Computer Worms: As Old as the Internet
Computer worms, or rapidly self-replicating programs, are as old as the internet itself. Dating back as far as 1949, John von Neumann, a pioneer in the discovery of self-replicating cells and human DNA, devised the theory that would lead to the creation of the first computer worm, as in self-replicating data. Two decades later, in 1971, the first actual worm, Creeper, was created to access endpoints via the ARPANET. Worms have not stopped appearing since.
Fast forward to the past 20 years, and we can all recall the megaworms that have hit since the year 2000. Below are some of the most notorious:
- Code Red attacked the Index Server ISAPI Extension in Microsoft Internet Information Services.

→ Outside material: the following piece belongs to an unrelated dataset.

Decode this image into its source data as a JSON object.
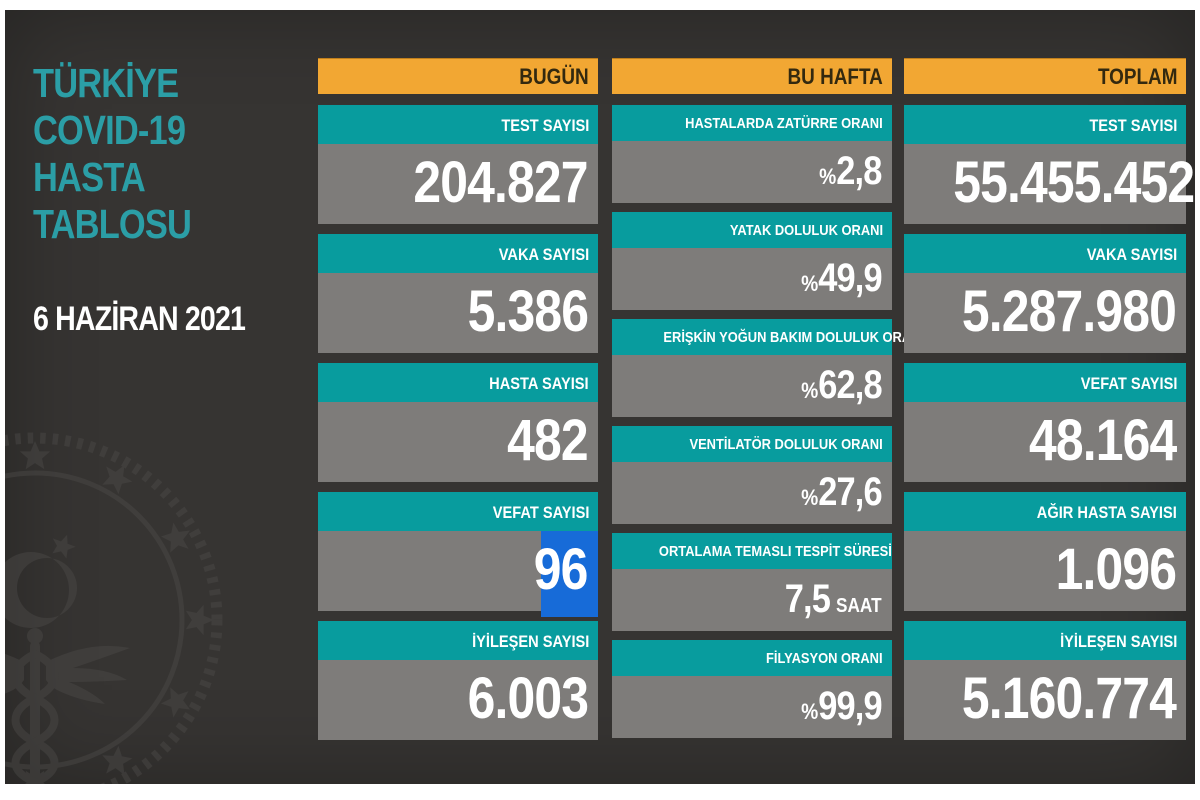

The vulnerability was reported a month before Code Red was discovered.
- SQL Slammer exploited vulnerabilities in Microsoft SQL Server and MSDE. Slammer became the fastest spreading worm of all time.
- Conficker infected up to 15 million Microsoft Server systems running everything from Windows 2000 to Windows 7 Beta.
The list goes on and on. In light of these historical cases, it’s fortunate that WannaCry was not that fast spreading, relatively speaking. But unlike its predecessors, it carried a paralyzing payload or ransomware. As we witnessed, that made for a very nefarious combination, and similar cases can be expected in the future.
Who Would WannaCry?
In the wake of WannaCry, we’re left with questions about the motives behind the outbreak. It is increasingly clear that, unlike other ransomware attacks, WannaCry was not about money. The malware only managed to collect a very conservative amount of bitcoin relative to its unprecedented reach — about 50 BTC at the time of this writing. Those wallets are being watched closely by law enforcement agencies, so the attackers cannot move them without being discovered.
If not money, then what was the motive to wreak havoc across the globe?
Some voices have been hinting at a link to North Korea, due in part to the discovery of code overlap between WannaCry tools and those used by the Lazarus group that perpetrated the Sony and SWIFT attacks in 2014 and 2016, respectively.
While IBM Security agrees with the analysis that code overlap does exist between WannaCry and Cantopee, the backdoor reportedly used by Lazarus Group, we think it’s still rather early to tie a connection to a specific actor. We need more evidence beyond this single piece of data. The Lazarus Group malware has been widely discussed and publicized in recent years, and it is possible that whoever is responsible for WannaCry had access to the same source code. In this case, relying on code overlap alone for attribution may not be as effective.
As WannaCry dies down, we’re left with an important lesson: Amid the technological sophistication of our times, security basics are crucial and should be revisited thoroughly as key risk indicators such as WannaCry change our threat landscape going forward.